Design, Setting, and Participants  In this preclinical study, mice that harbor a human mutant APP gene, which causes familial AD, were aged to develop AD-like disease including accumulation of amyloid plaques, loss of synaptic and neuronal proteins, and behavioral deficits. The initial parabiosis studies were done in 2010, and the final studies were conducted in 2014. Alzheimer disease model mice were then treated either by surgically connecting them with a young healthy mouse, thus providing a shared blood circulation through parabiosis, or through repeated injections of plasma from young mice.

Main Outcomes and Measures  Neuropathological parameters and changes in hippocampal gene expression in response to the treatment were assessed. In addition, cognition was tested in AD model mice intravenously injected with young blood plasma.

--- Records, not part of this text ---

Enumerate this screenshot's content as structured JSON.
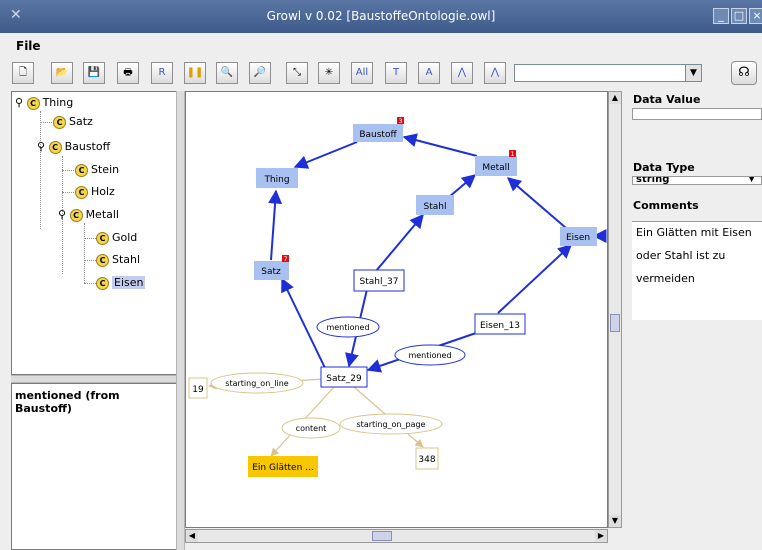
{
  "window": {
    "title": "Growl v 0.02 [BaustoffeOntologie.owl]",
    "buttons": [
      "_",
      "□",
      "×"
    ]
  },
  "menu": {
    "items": [
      "File"
    ]
  },
  "toolbar": {
    "buttons": [
      {
        "name": "new-icon",
        "glyph": "🗋"
      },
      {
        "name": "open-icon",
        "glyph": "📂"
      },
      {
        "name": "save-icon",
        "glyph": "💾"
      },
      {
        "name": "print-icon",
        "glyph": "🖶"
      },
      {
        "name": "b-button-icon",
        "glyph": "R"
      },
      {
        "name": "pause-icon",
        "glyph": "❚❚"
      },
      {
        "name": "zoom-in-icon",
        "glyph": "🔍"
      },
      {
        "name": "zoom-out-icon",
        "glyph": "🔎"
      },
      {
        "name": "fit-icon",
        "glyph": "⤡"
      },
      {
        "name": "layout-icon",
        "glyph": "✳"
      },
      {
        "name": "all-button",
        "glyph": "All"
      },
      {
        "name": "t-button-icon",
        "glyph": "T"
      },
      {
        "name": "a-button-icon",
        "glyph": "A"
      },
      {
        "name": "hierarchy-icon",
        "glyph": "⋀"
      },
      {
        "name": "hierarchy2-icon",
        "glyph": "⋀"
      }
    ],
    "search_value": ""
  },
  "tree": {
    "nodes": [
      {
        "label": "Thing",
        "level": 0,
        "expanded": true
      },
      {
        "label": "Satz",
        "level": 1
      },
      {
        "label": "Baustoff",
        "level": 1,
        "expanded": true
      },
      {
        "label": "Stein",
        "level": 2
      },
      {
        "label": "Holz",
        "level": 2
      },
      {
        "label": "Metall",
        "level": 2,
        "expanded": true
      },
      {
        "label": "Gold",
        "level": 3
      },
      {
        "label": "Stahl",
        "level": 3
      },
      {
        "label": "Eisen",
        "level": 3,
        "selected": true
      }
    ]
  },
  "properties": {
    "title": "mentioned (from Baustoff)"
  },
  "graph": {
    "nodes": {
      "baustoff": {
        "label": "Baustoff",
        "badge": "3"
      },
      "thing": {
        "label": "Thing"
      },
      "metall": {
        "label": "Metall",
        "badge": "1"
      },
      "stahl": {
        "label": "Stahl"
      },
      "eisen": {
        "label": "Eisen"
      },
      "satz": {
        "label": "Satz",
        "badge": "7"
      },
      "stahl37": {
        "label": "Stahl_37"
      },
      "eisen13": {
        "label": "Eisen_13"
      },
      "satz29": {
        "label": "Satz_29"
      },
      "val19": {
        "label": "19"
      },
      "val348": {
        "label": "348"
      },
      "content_value": {
        "label": "Ein Glätten ..."
      }
    },
    "edges": {
      "mentioned1": "mentioned",
      "mentioned2": "mentioned",
      "starting_on_line": "starting_on_line",
      "content": "content",
      "starting_on_page": "starting_on_page"
    }
  },
  "info": {
    "data_value_label": "Data Value",
    "data_value": "",
    "data_type_label": "Data Type",
    "data_type": "string",
    "comments_label": "Comments",
    "comments_lines": [
      "Ein Glätten mit Eisen",
      "oder Stahl ist zu",
      "vermeiden"
    ]
  },
  "colors": {
    "class_node": "#a9c1f0",
    "edge_blue": "#1f2fd8",
    "edge_tan": "#d8c48a",
    "content_node": "#f7c800",
    "badge_red": "#e01010"
  }
}
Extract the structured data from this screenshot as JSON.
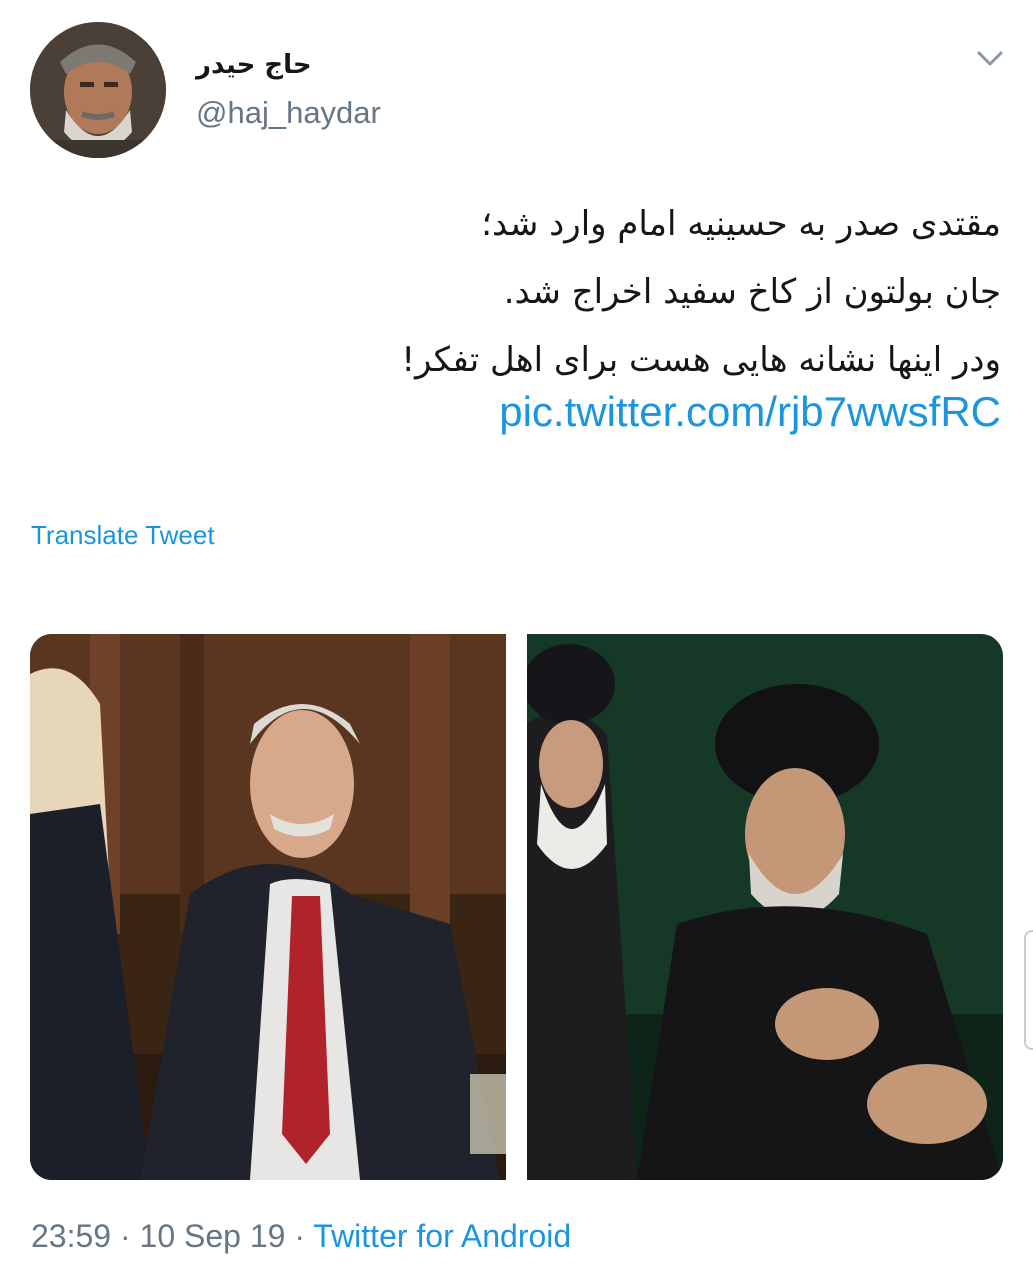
{
  "user": {
    "display_name": "حاج حیدر",
    "handle": "@haj_haydar"
  },
  "tweet": {
    "lines": [
      "مقتدی صدر به حسینیه امام وارد شد؛",
      "جان بولتون از کاخ سفید اخراج شد.",
      "ودر اینها نشانه هایی هست برای اهل تفکر!"
    ],
    "link": "pic.twitter.com/rjb7wwsfRC",
    "translate_label": "Translate Tweet"
  },
  "meta": {
    "time": "23:59",
    "date": "10 Sep 19",
    "separator": "·",
    "source": "Twitter for Android"
  },
  "icons": {
    "caret": "chevron-down-icon"
  },
  "colors": {
    "link": "#1b95e0",
    "secondary_text": "#657786",
    "primary_text": "#14171a"
  }
}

Results  Aged mutant amyloid precursor protein mice with established disease showed a near complete restoration in levels of synaptic and neuronal proteins after exposure to young blood in parabiosis (synaptophysin P = .02; calbindin P = .02) or following intravenous plasma administration (synaptophysin P < .001; calbindin P = .14). Amyloid plaques were not affected, but the beneficial effects in neurons in the hippocampus were accompanied by a reversal of abnormal extracellular receptor kinase signaling (P = .05), a kinase implicated in AD. Moreover, young plasma administration was associated with improved working memory (P = .01) and associative memory (P = .02) in amyloid precursor protein mice.

Conclusions and Relevance  Factors in young blood have the potential to ameliorate disease in a model of AD.